Multiple Remote Git Branches With Different Local Names
I pounded my head against the wall for a bit when trying to play out this scenario in Git:
- Remote repository has two branches: master and some-long-complex-name
- Locally, I have cloned master
- I have set up my config to refer to the remote master as “origin”
- I have checked out some-long-complex-name using the following:
$ git checkout --track -b simple-name origin/some-long-complex-name
The key thing to note is that my local branch has a different name than the remote branch, i.e., “simple-name” is my local branch that’s tracking the remote branch “some-long-complex-name”. I’ve used pseudo-branch-names in this example, but in practice I like my local branch names to be 3 characters or so such that they’re easy to type, and I like the remote branches to have long names such that there is no ambiguity about what they are.
My initial .git/config looked like this after the aforementioned checkout command:
[remote "origin"] url = ssh://myserv/srv/git/proj.git fetch = +refs/heads/*:refs/remotes/origin/* [branch "master"] remote = origin merge = refs/heads/master [branch "simple-name"] remote = origin merge = refs/heads/some-long-complex-name
Now, this isn’t too bad. All pull related commands work, but push only works for the master branch. What I wanted was git to push to “some-long-complex-name” whenever I ran “git push” from my local “simple-name” branch.
I changed .git/config to look like this:
[remote "origin"] url = ssh://myserv/srv/git/proj.git fetch = +refs/heads/*:refs/remotes/origin/* [branch "master"] remote = origin [remote "simple_origin"] url = ssh://myserv/srv/git/proj.git fetch = +refs/heads/*:refs/remotes/origin/* push = simple-name:some-long-complex-name [branch "simple-name"] remote = simple_origin merge = refs/heads/some-long-complex-name
Note the additional “remote” section and the “push” reference. Now, when I’m in my simple-name branch, I can just type “git push” and this branch will push out to the remote branch names “some-long-complex-name”.
Thanks to those who offered help on the freenode IRC #git channel, namely RandalSchwartz.
October 10th, 2008 at 3:20 pm
Thanks for the tip. I’d actually just about consider it a bug that push doesn’t work that way by default, thus breaking pull/push symmetry.
July 17th, 2009 at 6:30 am
Thanks a lot for this tip. I just spent the last half an hour banging my head over this too.
Btw any reason you created another remote “simple_origin”? I just added that “push =” line to my “origin” itself and it worked.
July 17th, 2009 at 2:16 pm
@Harish, At the time I wrote this I think there was a bug in git that forced me to do that. You are correct though, it is no longer necessary.

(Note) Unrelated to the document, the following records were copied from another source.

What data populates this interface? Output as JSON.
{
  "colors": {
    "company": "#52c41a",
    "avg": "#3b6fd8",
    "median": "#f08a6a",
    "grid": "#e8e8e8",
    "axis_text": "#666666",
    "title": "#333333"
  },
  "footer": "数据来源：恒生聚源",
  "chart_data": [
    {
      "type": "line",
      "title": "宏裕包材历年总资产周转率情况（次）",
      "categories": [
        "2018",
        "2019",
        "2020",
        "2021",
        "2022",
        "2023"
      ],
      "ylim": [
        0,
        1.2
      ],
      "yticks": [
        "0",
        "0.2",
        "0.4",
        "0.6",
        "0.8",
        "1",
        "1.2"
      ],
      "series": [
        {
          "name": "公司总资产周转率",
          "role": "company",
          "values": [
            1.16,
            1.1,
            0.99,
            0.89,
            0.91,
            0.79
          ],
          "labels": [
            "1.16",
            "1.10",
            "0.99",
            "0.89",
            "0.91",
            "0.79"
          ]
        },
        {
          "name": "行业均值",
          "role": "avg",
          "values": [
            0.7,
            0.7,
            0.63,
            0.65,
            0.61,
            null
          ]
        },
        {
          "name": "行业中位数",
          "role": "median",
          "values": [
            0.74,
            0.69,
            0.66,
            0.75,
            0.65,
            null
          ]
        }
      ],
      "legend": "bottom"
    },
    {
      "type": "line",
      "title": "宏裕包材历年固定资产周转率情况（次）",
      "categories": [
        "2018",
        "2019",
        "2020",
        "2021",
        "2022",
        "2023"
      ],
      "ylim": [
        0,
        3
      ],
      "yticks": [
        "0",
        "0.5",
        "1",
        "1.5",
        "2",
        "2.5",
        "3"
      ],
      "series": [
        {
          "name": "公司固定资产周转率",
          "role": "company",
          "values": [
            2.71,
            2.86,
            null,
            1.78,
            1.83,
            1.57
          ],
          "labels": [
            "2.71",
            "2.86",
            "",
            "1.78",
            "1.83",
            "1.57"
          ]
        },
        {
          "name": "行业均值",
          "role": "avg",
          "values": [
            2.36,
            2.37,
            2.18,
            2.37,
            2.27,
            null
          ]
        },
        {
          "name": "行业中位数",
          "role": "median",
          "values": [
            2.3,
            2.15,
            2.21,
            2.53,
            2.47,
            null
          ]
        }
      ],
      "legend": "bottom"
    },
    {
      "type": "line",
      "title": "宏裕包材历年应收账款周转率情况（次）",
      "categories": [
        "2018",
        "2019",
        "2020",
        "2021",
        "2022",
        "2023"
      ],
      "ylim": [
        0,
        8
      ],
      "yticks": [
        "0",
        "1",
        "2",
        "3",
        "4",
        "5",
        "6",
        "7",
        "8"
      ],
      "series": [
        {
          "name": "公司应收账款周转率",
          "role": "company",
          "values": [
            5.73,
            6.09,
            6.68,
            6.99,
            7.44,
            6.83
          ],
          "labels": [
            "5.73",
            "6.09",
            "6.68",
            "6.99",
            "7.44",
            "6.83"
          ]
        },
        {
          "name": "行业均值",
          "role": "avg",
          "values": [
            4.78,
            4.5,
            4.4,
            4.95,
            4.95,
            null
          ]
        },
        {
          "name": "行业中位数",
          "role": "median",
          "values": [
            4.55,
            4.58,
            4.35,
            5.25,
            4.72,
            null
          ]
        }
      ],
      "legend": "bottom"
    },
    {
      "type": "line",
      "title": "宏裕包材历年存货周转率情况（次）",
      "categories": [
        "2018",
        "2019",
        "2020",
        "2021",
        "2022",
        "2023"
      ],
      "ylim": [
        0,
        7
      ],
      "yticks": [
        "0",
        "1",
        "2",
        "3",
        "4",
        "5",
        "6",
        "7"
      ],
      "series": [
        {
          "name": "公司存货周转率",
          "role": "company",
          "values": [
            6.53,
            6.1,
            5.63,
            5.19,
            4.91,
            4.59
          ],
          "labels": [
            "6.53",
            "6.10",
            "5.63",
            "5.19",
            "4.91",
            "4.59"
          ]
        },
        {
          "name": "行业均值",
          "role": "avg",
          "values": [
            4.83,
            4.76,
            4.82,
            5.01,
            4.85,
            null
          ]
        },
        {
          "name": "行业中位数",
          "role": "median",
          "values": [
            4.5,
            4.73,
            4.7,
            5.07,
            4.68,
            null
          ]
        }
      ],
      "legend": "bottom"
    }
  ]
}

September 22nd, 2009 at 6:26 pm
thanks a lot. i was trying to figure out a couple of hours why the tracking branch keeps trying to push the master branch even i am in another local branch… well done!
February 2nd, 2010 at 9:16 am
Dude, thanks! Was searching for quite a while for this! Don’t quite understand why you use simple_origin instead of just putting the push line into the original remote section though? Anyway, great!